Entrevista:O Estado inteligente

sábado, agosto 21, 2010

Democracia e populismo por Ruy Fabiano


O populismo, historicamente, é fator de despolitização de uma sociedade, qualquer sociedade. Investe no culto à personalidade, colocando-a acima dos temas e desafios – e mesmo dos padrões morais mais elementares -, alçando-a à categoria de semideus.

Ainda que possa ocorrer em regimes formalmente democráticos, o populismo tem viés autoritário, uma vez que se expressa por meio de um líder que se sobrepõe às instituições e fala diretamente ao povo. A Venezuela se apresenta como um regime democrático – e assim o diz o texto de sua Constituição – mas, como o demonstram os fatos objetivos, não o é.

Frequentemente, as instituições são atropeladas pela fala do líder, Hugo Chávez, que se posiciona como “pai” da população. Nessa condição, censura a imprensa, prende adversários, silencia a oposição. Getúlio Vargas era “o pai dos pobres”. Idem, Juan Domingo Perón. Idem Mussolini, Hitler e tantos mais.

Eram pais da população e as críticas a eles dirigidas vistas como afronta à família nacional.
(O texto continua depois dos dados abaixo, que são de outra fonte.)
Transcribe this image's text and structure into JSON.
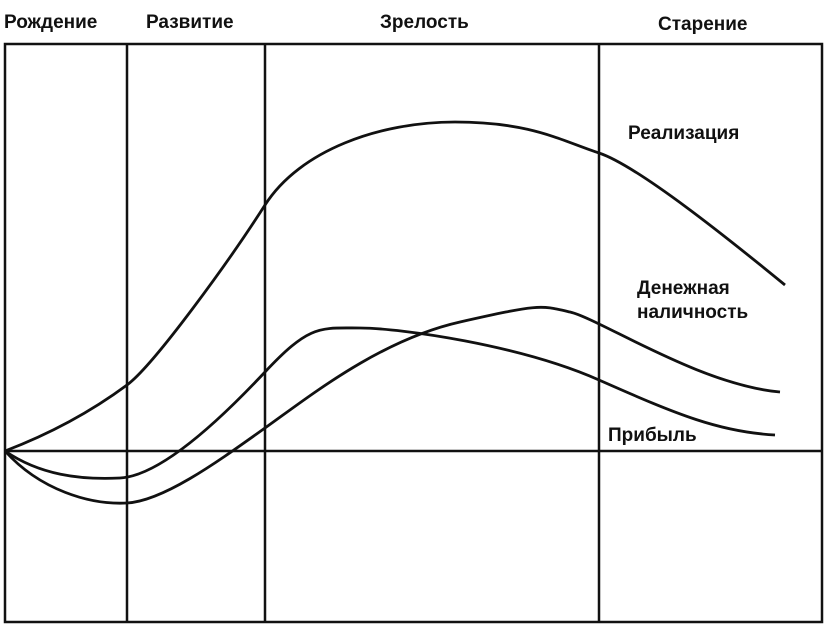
{
  "stages": [
    "Рождение",
    "Развитие",
    "Зрелость",
    "Старение"
  ],
  "curves": [
    {
      "label_lines": [
        "Реализация"
      ]
    },
    {
      "label_lines": [
        "Денежная",
        "наличность"
      ]
    },
    {
      "label_lines": [
        "Прибыль"
      ]
    }
  ]
}
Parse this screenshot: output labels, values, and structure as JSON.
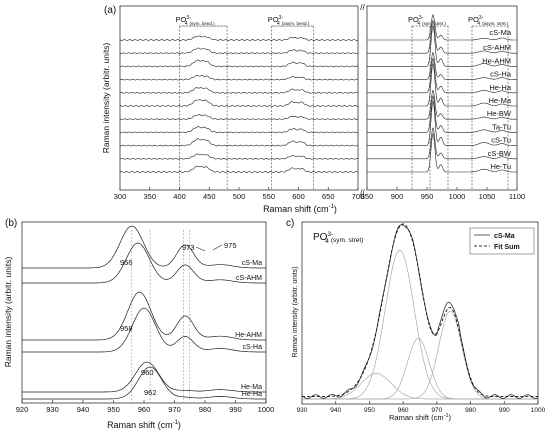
{
  "chart_data": [
    {
      "panel_label": "(a)",
      "type": "line",
      "xlabel_main": "Raman shift (cm",
      "xlabel_sup": "-1",
      "xlabel_end": ")",
      "ylabel": "Raman intensity (arbitr. units)",
      "segments": [
        {
          "xlim": [
            300,
            700
          ],
          "ticks": [
            "300",
            "350",
            "400",
            "450",
            "500",
            "550",
            "600",
            "650",
            "700"
          ]
        },
        {
          "xlim": [
            850,
            1100
          ],
          "ticks": [
            "850",
            "900",
            "950",
            "1000",
            "1050",
            "1100"
          ]
        }
      ],
      "region_labels": [
        {
          "base": "PO",
          "sub": "4",
          "sup": "3-",
          "note": "(sym. bend.)",
          "x": [
            400,
            480
          ]
        },
        {
          "base": "PO",
          "sub": "4",
          "sup": "3-",
          "note": "(asym. bend.)",
          "x": [
            555,
            625
          ]
        },
        {
          "base": "PO",
          "sub": "4",
          "sup": "3-",
          "note": "(sym. stret.)",
          "x": [
            925,
            985
          ]
        },
        {
          "base": "PO",
          "sub": "4",
          "sup": "3-",
          "note": "(asym. stret.)",
          "x": [
            1025,
            1085
          ]
        }
      ],
      "dashed_lines_x": [
        400,
        480,
        555,
        625,
        925,
        955,
        985,
        1025,
        1085
      ],
      "series_names": [
        "cS-Ma",
        "cS-AHM",
        "He-AHM",
        "cS-Ha",
        "He-Ha",
        "He-Ma",
        "He-BW",
        "Ta-Tu",
        "cS-Tu",
        "cS-BW",
        "He-Tu"
      ]
    },
    {
      "panel_label": "(b)",
      "type": "line",
      "xlabel_main": "Raman shift (cm",
      "xlabel_sup": "-1",
      "xlabel_end": ")",
      "ylabel": "Raman intensity (arbitr. units)",
      "xlim": [
        920,
        1000
      ],
      "ticks": [
        "920",
        "930",
        "940",
        "950",
        "960",
        "970",
        "980",
        "990",
        "1000"
      ],
      "series_names": [
        "cS-Ma",
        "cS-AHM",
        "He-AHM",
        "cS-Ha",
        "He-Ma",
        "He-Ha"
      ],
      "annotations": [
        "973",
        "975",
        "956",
        "958",
        "960",
        "962"
      ]
    },
    {
      "panel_label": "c)",
      "type": "line",
      "title_base": "PO",
      "title_sub": "4",
      "title_sup": "3-",
      "title_note": "(sym. stret)",
      "xlabel_main": "Raman shift (cm",
      "xlabel_sup": "-1",
      "xlabel_end": ")",
      "ylabel": "Raman intensity (arbitr. units)",
      "xlim": [
        930,
        1000
      ],
      "ticks": [
        "930",
        "940",
        "950",
        "960",
        "970",
        "980",
        "990",
        "1000"
      ],
      "components": [
        {
          "center": 952,
          "amp": 0.16,
          "sigma": 4.5
        },
        {
          "center": 959,
          "amp": 0.93,
          "sigma": 4.3
        },
        {
          "center": 964.5,
          "amp": 0.38,
          "sigma": 3.2
        },
        {
          "center": 974,
          "amp": 0.55,
          "sigma": 3.4
        }
      ],
      "legend": [
        {
          "name": "cS-Ma",
          "style": "solid"
        },
        {
          "name": "Fit Sum",
          "style": "dashed"
        }
      ]
    }
  ]
}
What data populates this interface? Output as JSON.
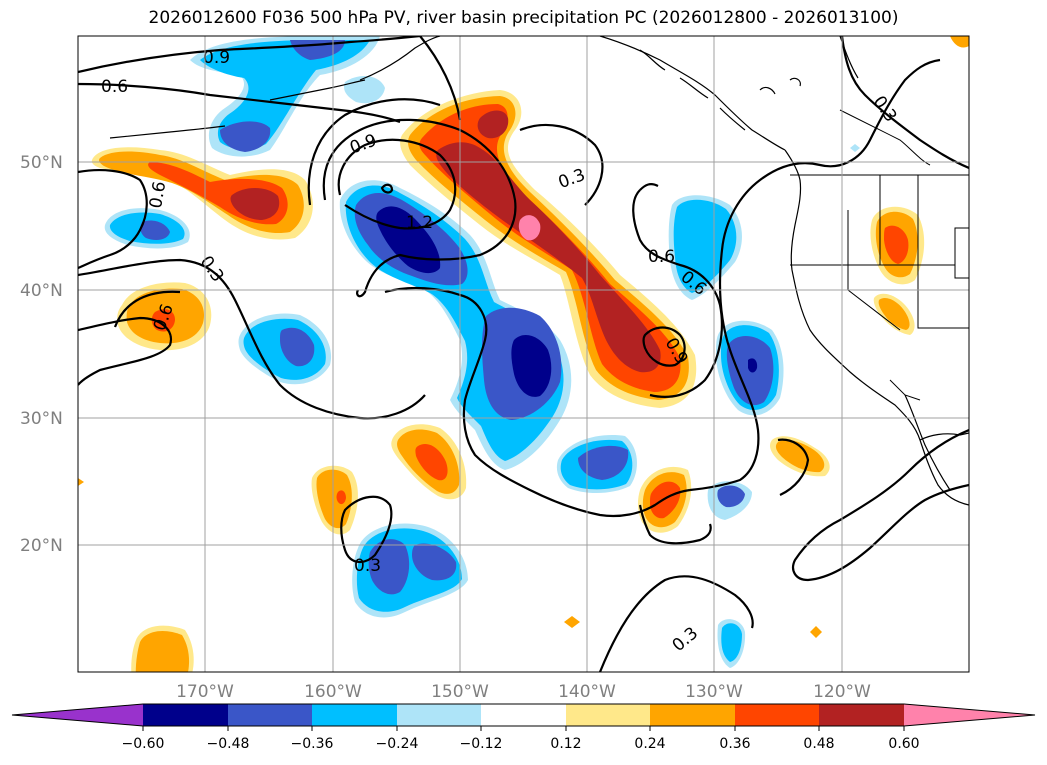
{
  "title": "2026012600 F036 500 hPa PV, river basin precipitation PC (2026012800 - 2026013100)",
  "lat_labels": [
    "50°N",
    "40°N",
    "30°N",
    "20°N"
  ],
  "lon_labels": [
    "170°W",
    "160°W",
    "150°W",
    "140°W",
    "130°W",
    "120°W"
  ],
  "contour_labels": [
    "0.9",
    "0.6",
    "0.9",
    "1.2",
    "0.3",
    "0.6",
    "0.3",
    "0.6",
    "0.6",
    "0.9",
    "0.3",
    "0.3",
    "0.3"
  ],
  "colorbar": {
    "labels": [
      "−0.60",
      "−0.48",
      "−0.36",
      "−0.24",
      "−0.12",
      "0.12",
      "0.24",
      "0.36",
      "0.48",
      "0.60"
    ],
    "colors": [
      "#9932cc",
      "#00008b",
      "#3a56c8",
      "#00bfff",
      "#aee4f8",
      "#ffffff",
      "#ffe88a",
      "#ffa500",
      "#ff4500",
      "#b22222",
      "#ff82ab"
    ]
  },
  "field_colors": {
    "neg_light": "#aee4f8",
    "neg_cyan": "#00bfff",
    "neg_blue": "#3a56c8",
    "neg_navy": "#00008b",
    "pos_yellow": "#ffe88a",
    "pos_orange": "#ffa500",
    "pos_red": "#ff4500",
    "pos_darkred": "#b22222",
    "pos_pink": "#ff82ab"
  }
}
Outro ponto característico: o populismo divide o país. É hostil à sua parcela mais politizada, demonizada no discurso oficial como opressora da porção despolitizada. É fácil entender: quanto mais politizada população, mais infensa ao populismo.
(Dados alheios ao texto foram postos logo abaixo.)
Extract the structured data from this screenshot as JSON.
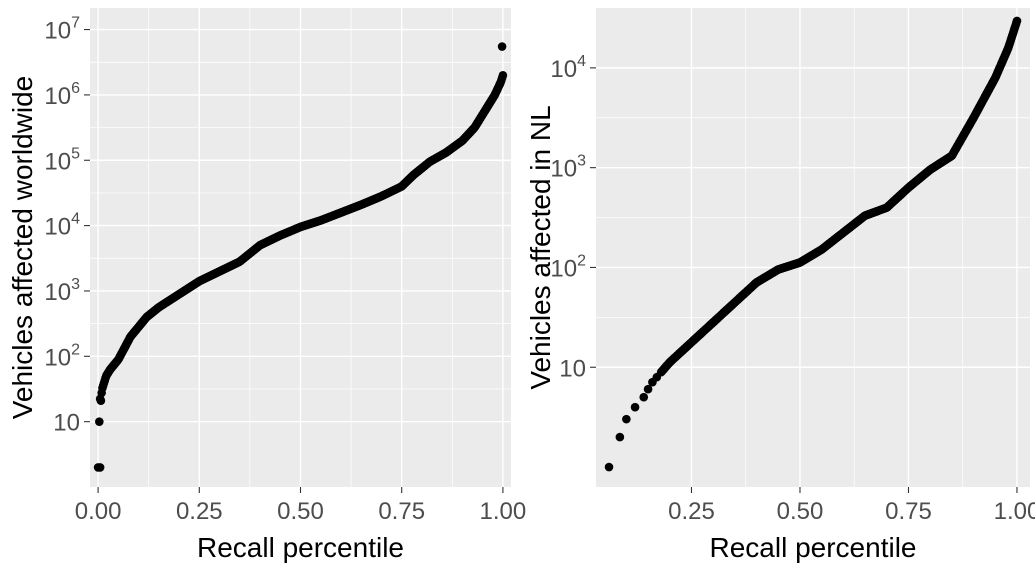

O PT, ao se constituir, nos anos 80 do século passado, era crítico ferrenho do populismo. Lula recusou diversas vezes uma maior aproximação com Brizola por considerá-lo populista, herdeiro do varguismo, incompatível com o sindicalismo moderno que então expressava. Esse, aliás, foi um fator que o projetou como a grande novidade política do país.

No poder, porém, não resistiu à sedução da popularidade. Investiu na estratégia populista e divisionista e chega agora ao paroxismo do processo: apresenta-se como o “pai” do povo, a quem transmitirá como legado “uma mãe”, sua candidata à Presidência, Dilma Roussef. A eficácia eleitoral mede-se nas pesquisas, mas os prejuízos políticos são imensuráveis.
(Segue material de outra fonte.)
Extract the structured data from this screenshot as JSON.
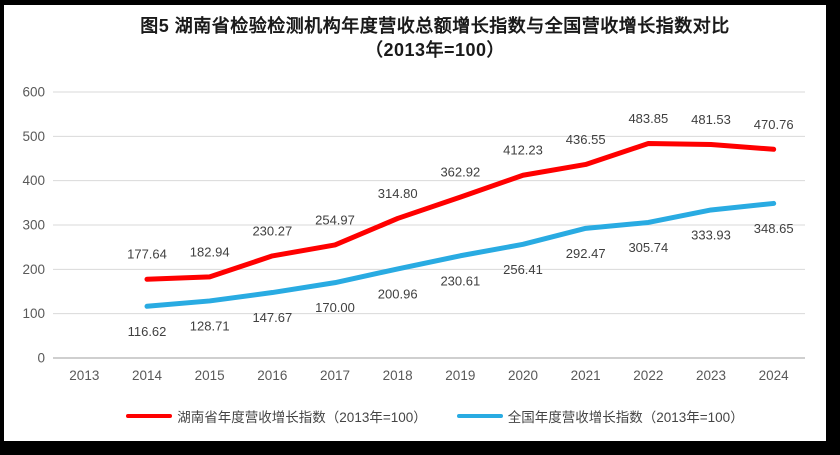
{
  "colors": {
    "frame_border": "#000000",
    "chart_background": "#ffffff",
    "gridline": "#d9d9d9",
    "axis_line": "#bfbfbf",
    "tick_label": "#595959",
    "data_label": "#404040",
    "legend_label": "#444444",
    "title": "#1a1a1a",
    "hunan_series": "#ff0000",
    "national_series": "#29abe2"
  },
  "chart_data": {
    "type": "line",
    "title": "图5 湖南省检验检测机构年度营收总额增长指数与全国营收增长指数对比",
    "subtitle": "（2013年=100）",
    "categories": [
      "2013",
      "2014",
      "2015",
      "2016",
      "2017",
      "2018",
      "2019",
      "2020",
      "2021",
      "2022",
      "2023",
      "2024"
    ],
    "series": [
      {
        "name": "湖南省年度营收增长指数（2013年=100）",
        "color": "#ff0000",
        "label_position": "above",
        "values": [
          null,
          177.64,
          182.94,
          230.27,
          254.97,
          314.8,
          362.92,
          412.23,
          436.55,
          483.85,
          481.53,
          470.76
        ]
      },
      {
        "name": "全国年度营收增长指数（2013年=100）",
        "color": "#29abe2",
        "label_position": "below",
        "values": [
          null,
          116.62,
          128.71,
          147.67,
          170.0,
          200.96,
          230.61,
          256.41,
          292.47,
          305.74,
          333.93,
          348.65
        ]
      }
    ],
    "ylim": [
      0,
      600
    ],
    "y_ticks": [
      0,
      100,
      200,
      300,
      400,
      500,
      600
    ],
    "grid": "horizontal-only",
    "legend_position": "bottom",
    "data_labels_shown": true,
    "label_decimals": 2
  }
}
Despolitiza a campanha, reduzindo-a a mera disputa por fragmentos do prestígio do presidente, transformado em orixá pela máquina de propaganda oficial. Os temas essenciais são postos de lado ou vagamente tangenciados. As alianças estaduais são relativizadas e os paradigmas programáticos simplesmente inexistem. O resultado é a desorganização do quadro político-partidário. Desorganização da política, caminho mais fácil para o autoritarismo.

Diante de uma plateia de trabalhadores rurais, a candidata do PT põe o boné do MST e condena a criminalização dos movimentos sociais. Já quando a plateia é de produtores rurais, diz o contrário: condena as invasões de terras e diz que não permitirá que a lei seja descumprida. Jura fidelidade à liberdade de imprensa e rubrica um programa de governo que institui o “controle social da mídia” e institui instâncias de punição.

As incongruências não precisam ser explicadas. Basta dizer que tem o apoio de Lula e que Lula tem o apoio de mais de 70% da população. A política torna-se instância estatística, sem compromissos com outros valores. É um filme antigo, que já se supunha fora de cartaz, mas cujo final não costuma ser feliz.